By John Frederick Moore
The idea for performing a selection of tunes from Philadelphia jazz greats had a rather bureaucratic genesis — a planning session with the music department’s dean. Good thing it was Temple University’s music department, whose faculty is loaded with heavy hitters. That’s why you’ll likely find yourself bopping, dancing and generally vibing along with the Temple Jazz Sextet’s
Fly Like the Wind (BCM+D).
The album’s four tracks include compositions by Jimmy Heath, McCoy Tyner, John Coltrane and Lee Morgan. The group features Terell Stafford, the heralded trumpet player and director of jazz studies at Temple’s Boyer College of Music and Dance; tenor saxophonist Tim Warfield; alto saxophonist Dick Oatts; drummer Justin Faulkner; and bassist Mike Boone. Bruce Barth, a member of Stafford’s bands for more than 15 years, played piano and wrote the arrangements.

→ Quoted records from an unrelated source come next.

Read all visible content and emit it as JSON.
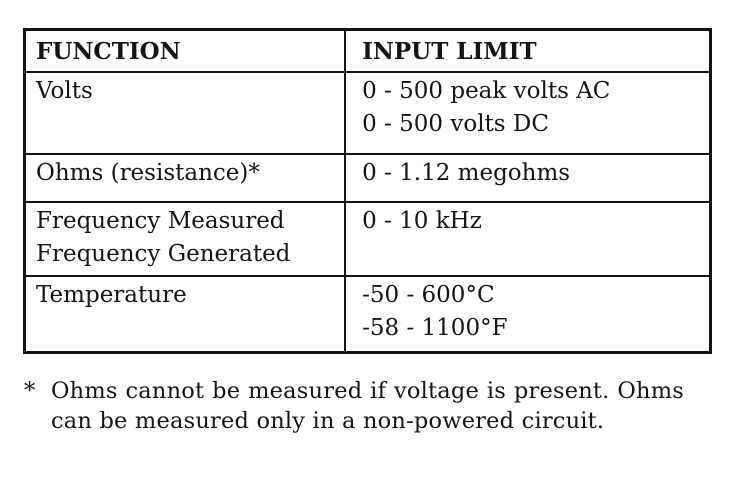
{
  "table": {
    "headers": {
      "function": "FUNCTION",
      "input_limit": "INPUT LIMIT"
    },
    "rows": [
      {
        "function": [
          "Volts"
        ],
        "input_limit": [
          "0 - 500 peak volts AC",
          "0 - 500 volts DC"
        ]
      },
      {
        "function": [
          "Ohms (resistance)*"
        ],
        "input_limit": [
          "0 - 1.12 megohms"
        ]
      },
      {
        "function": [
          "Frequency Measured",
          "Frequency Generated"
        ],
        "input_limit": [
          "0 - 10 kHz"
        ]
      },
      {
        "function": [
          "Temperature"
        ],
        "input_limit": [
          "-50 - 600°C",
          "-58 - 1100°F"
        ]
      }
    ]
  },
  "footnote": {
    "marker": "*",
    "text": "Ohms cannot be measured if voltage is present. Ohms can be measured only in a non-powered circuit."
  }
}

“Terell gave me carte blanche to choose [the material],” Barth says in a video conference call that also includes Stafford. “Two of the first names that come to mind, of course, are the great John Coltrane and McCoy Tyner.” There were personal connections, as well. Stafford toured extensively with Tyner, and Heath was a mentor and father figure who gave several performances at the university. In 2015, Stafford’s quintet recorded an album of Morgan’s music called
Brotherlee Love.
Barth’s arrangements add new dimensions while keeping the spirit of the originals. Coltrane’s classic ballad “Naima” features a tender solo by Boone and a reharmonization of the theme that retains the tune’s inherent beauty. For Morgan’s ultra-funky “Yes I Can, No You Can’t,” Barth added a drum feature for Faulkner and a shout chorus — an element more typically featured in big band arrangements. But it was the title track, a somewhat lesser-known Tyner piece, that proved the most challenging. The original features a string section that adds a sense of majesty to Tyner’s soaring melodies. The sextet’s version maintains the orchestral sweep while paring it down to the essentials.
“Normally, McCoy would build with his incredible playing,” Barth explains. “In this case, I wanted to have the build happen under the ensemble part — partly through repetition, partly through the horn lines changing a little bit. For me that was a challenge, just to have it build and to write things for the horns that weren’t there in the original.”
Stafford laughs at Barth’s modest proclamations that he “didn’t do too much” to the material. But Barth’s skills as an arranger, Stafford says, extend beyond technical matters. “The music he wrote, he wrote it for each one of us and who we are as people. Bruce always finds a way to bring love and soul and joy to the music, and when we play it, that’s what we all feel. We laugh and we have fun, and it’s a community. It’s beautiful.”
“I have relationships with these musicians that go back decades,” Barth says. “At one point I told Terell that I felt like the pencil was moving on its own on the paper. Because when you’re playing for your friends, your colleagues, there’s something very inspiring. Hearing their voices, hearing their sounds, there’s something just very natural that happens.”
Stafford has been Temple’s director of jazz studies for more than 20 years. In that time, he’s raised the profile of the program with the success of the student jazz band. But the opportunity to showcase the faculty with this record has been especially rewarding.
“It’s an honor to say we have great students, and they do great things,” Stafford says. “But don’t forget, these great students come from these great faculty who nurture them, mentor them and work as one. So the students see us working and coming together and respecting one another and having fun, then they want to do that.”
For Stafford, a similar cycle occurs through honoring the music of the city’s jazz greats. “Just hearing the record describes the sound of Philadelphia,” he says. “The soulfulness, the camaraderie, the talent. And I think that talent and that gift has been passed along to the faculty and then passed along to the students.”